Ceny nowo wybudowanych domów i mieszkań w Niemczech wzrosły w maju 2025 r. o około 2 proc. rok do roku, osiągając rekordowe wartości – podała platforma Europace. Wzrost ten dotyczy również rynku wtórnego, gdzie ceny osiągnęły pułap nienotowany od października 2022 roku. Eksperci zgodnie podkreślają, że za tym trendem stoi uporczywy niedobór mieszkań. Strukturalne braki zapewniają silny popyt, widoczny we wszystkich segmentach rynku.
Wysokie koszty i niski wolumen budowy
Narastająca luka między cenami nowych a starszych nieruchomości pokazuje, jak mocno na rynek wpływają rosnące koszty materiałów budowlanych i finansowania. Budownictwo mieszkaniowe w Niemczech od lat nie nadąża za potrzebami ludności, a kolejne rządowe plany rozwoju sektora kończyły się niepowodzeniem. Minister ds. mieszkalnictwa Verena Hubertz zamierza jeszcze przed wakacjami parlamentarnymi przedstawić projekt ustawy wspierającej rozwój budownictwa.
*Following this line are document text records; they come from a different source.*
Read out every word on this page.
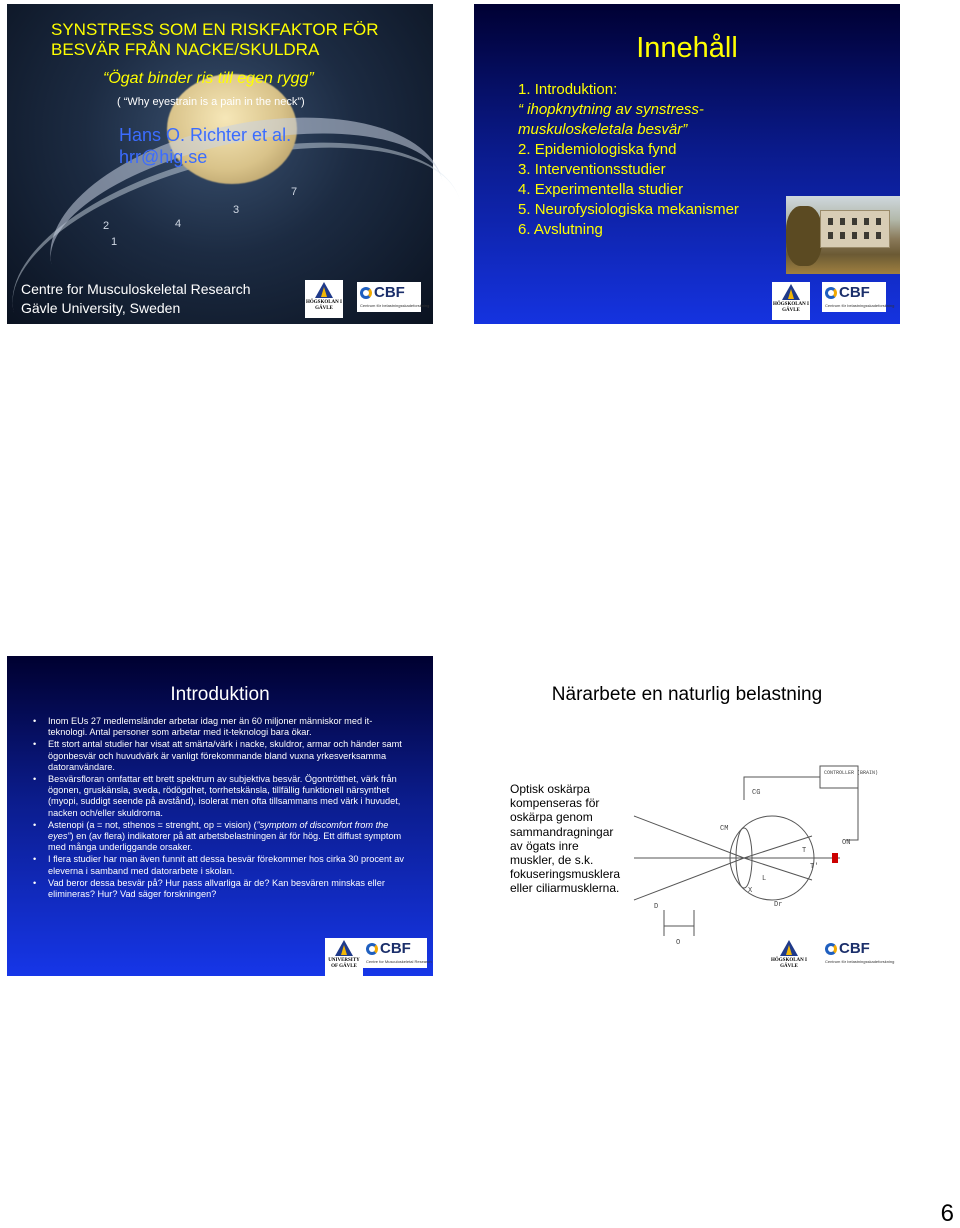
2
1
4
3
7
SYNSTRESS SOM EN RISKFAKTOR FÖR BESVÄR FRÅN NACKE/SKULDRA
“Ögat binder ris till egen rygg”
( “Why eyestrain is a pain in the neck”)
Hans O. Richter et al.
hrr@hig.se
Centre for Musculoskeletal Research
Gävle University, Sweden	HÖGSKOLAN I GÄVLE
CBF
Centrum för belastningsskadeforskning
Innehåll
1. Introduktion: “ ihopknytning av synstress-muskuloskeletala besvär”
2. Epidemiologiska fynd
3. Interventionsstudier
4. Experimentella studier
5. Neurofysiologiska mekanismer
6. Avslutning
HÖGSKOLAN I GÄVLE
CBF
Centrum för belastningsskadeforskning
Introduktion
• Inom EUs 27 medlemsländer arbetar idag mer än 60 miljoner människor med it-teknologi. Antal personer som arbetar med it-teknologi bara ökar.
• Ett stort antal studier har visat att smärta/värk i nacke, skuldror, armar och händer samt ögonbesvär och huvudvärk är vanligt förekommande bland vuxna yrkesverksamma datoranvändare.
• Besvärsfloran omfattar ett brett spektrum av subjektiva besvär. Ögontrötthet, värk från ögonen, gruskänsla, sveda, rödögdhet, torrhetskänsla, tillfällig funktionell närsynthet (myopi, suddigt seende på avstånd), isolerat men ofta tillsammans med värk i huvudet, nacken och/eller skuldrorna.
• Astenopi (a = not, sthenos = strenght, op = vision) (”symptom of discomfort from the eyes”) en (av flera) indikatorer på att arbetsbelastningen är för hög. Ett diffust symptom med många underliggande orsaker.
• I flera studier har man även funnit att dessa besvär förekommer hos cirka 30 procent av eleverna i samband med datorarbete i skolan.
• Vad beror dessa besvär på? Hur pass allvarliga är de? Kan besvären minskas eller elimineras? Hur? Vad säger forskningen?
UNIVERSITY OF GÄVLE
CBF
Centre for Musculoskeletal Research
Närarbete en naturlig belastning
Optisk oskärpa kompenseras för oskärpa genom sammandragningar av ögats inre muskler, de s.k. fokuseringsmusklera eller ciliarmusklerna.
CONTROLLER (BRAIN)
CG
CM
ON
T
T'
L
X
D
O
Dr
HÖGSKOLAN I GÄVLE
CBF
Centrum för belastningsskadeforskning
6
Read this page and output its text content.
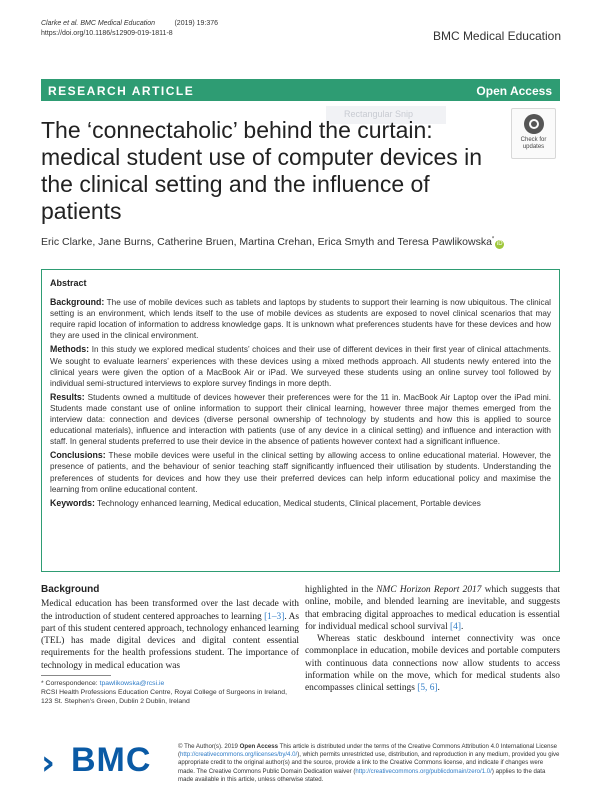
Clarke et al. BMC Medical Education	(2019) 19:376
https://doi.org/10.1186/s12909-019-1811-8	BMC Medical Education
RESEARCH ARTICLE	Open Access
Rectangular Snip
Check for
updates
The ‘connectaholic’ behind the curtain: medical student use of computer devices in the clinical setting and the influence of patients
Eric Clarke, Jane Burns, Catherine Bruen, Martina Crehan, Erica Smyth and Teresa Pawlikowska*iD
Abstract

Background: The use of mobile devices such as tablets and laptops by students to support their learning is now ubiquitous. The clinical setting is an environment, which lends itself to the use of mobile devices as students are exposed to novel clinical scenarios that may require rapid location of information to address knowledge gaps. It is unknown what preferences students have for these devices and how they are used in the clinical environment.

Methods: In this study we explored medical students’ choices and their use of different devices in their first year of clinical attachments. We sought to evaluate learners’ experiences with these devices using a mixed methods approach. All students newly entered into the clinical years were given the option of a MacBook Air or iPad. We surveyed these students using an online survey tool followed by individual semi-structured interviews to explore survey findings in more depth.

Results: Students owned a multitude of devices however their preferences were for the 11 in. MacBook Air Laptop over the iPad mini. Students made constant use of online information to support their clinical learning, however three major themes emerged from the interview data: connection and devices (diverse personal ownership of technology by students and how this is applied to source educational materials), influence and interaction with patients (use of any device in a clinical setting) and influence and interaction with staff. In general students preferred to use their device in the absence of patients however context had a significant influence.

Conclusions: These mobile devices were useful in the clinical setting by allowing access to online educational material. However, the presence of patients, and the behaviour of senior teaching staff significantly influenced their utilisation by students. Understanding the preferences of students for devices and how they use their preferred devices can help inform educational policy and maximise the learning from online educational content.

Keywords: Technology enhanced learning, Medical education, Medical students, Clinical placement, Portable devices

Background

Medical education has been transformed over the last decade with the introduction of student centered approaches to learning [1–3]. As part of this student centered approach, technology enhanced learning (TEL) has made digital devices and digital content essential requirements for the health professions student. The importance of technology in medical education was

highlighted in the NMC Horizon Report 2017 which suggests that online, mobile, and blended learning are inevitable, and suggests that embracing digital approaches to medical education is essential for individual medical school survival [4].

Whereas static deskbound internet connectivity was once commonplace in education, mobile devices and portable computers with continuous data connections now allow students to access information while on the move, which for medical students also encompasses clinical settings [5, 6].

* Correspondence: tpawlikowska@rcsi.ie
RCSI Health Professions Education Centre, Royal College of Surgeons in Ireland, 123 St. Stephen’s Green, Dublin 2 Dublin, Ireland
› BMC	© The Author(s). 2019 Open Access This article is distributed under the terms of the Creative Commons Attribution 4.0 International License (http://creativecommons.org/licenses/by/4.0/), which permits unrestricted use, distribution, and reproduction in any medium, provided you give appropriate credit to the original author(s) and the source, provide a link to the Creative Commons license, and indicate if changes were made. The Creative Commons Public Domain Dedication waiver (http://creativecommons.org/publicdomain/zero/1.0/) applies to the data made available in this article, unless otherwise stated.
Obniżki stóp procentowych niewystarczające
Eksperci nie są optymistami co do rychłej poprawy sytuacji. Choć ostatnie sygnały o niższych stopach procentowych mogą teoretycznie sprzyjać inwestycjom w nieruchomości, w praktyce nie obniżą one znacząco kosztów finansowania budowy. Przyczyną jest utrzymująca się fundamentalna luka między podażą a popytem, która nadal winduje ceny, sprawiając, że kryzys mieszkaniowy w Niemczech pogłębia się pomimo częściowych działań zaradczych.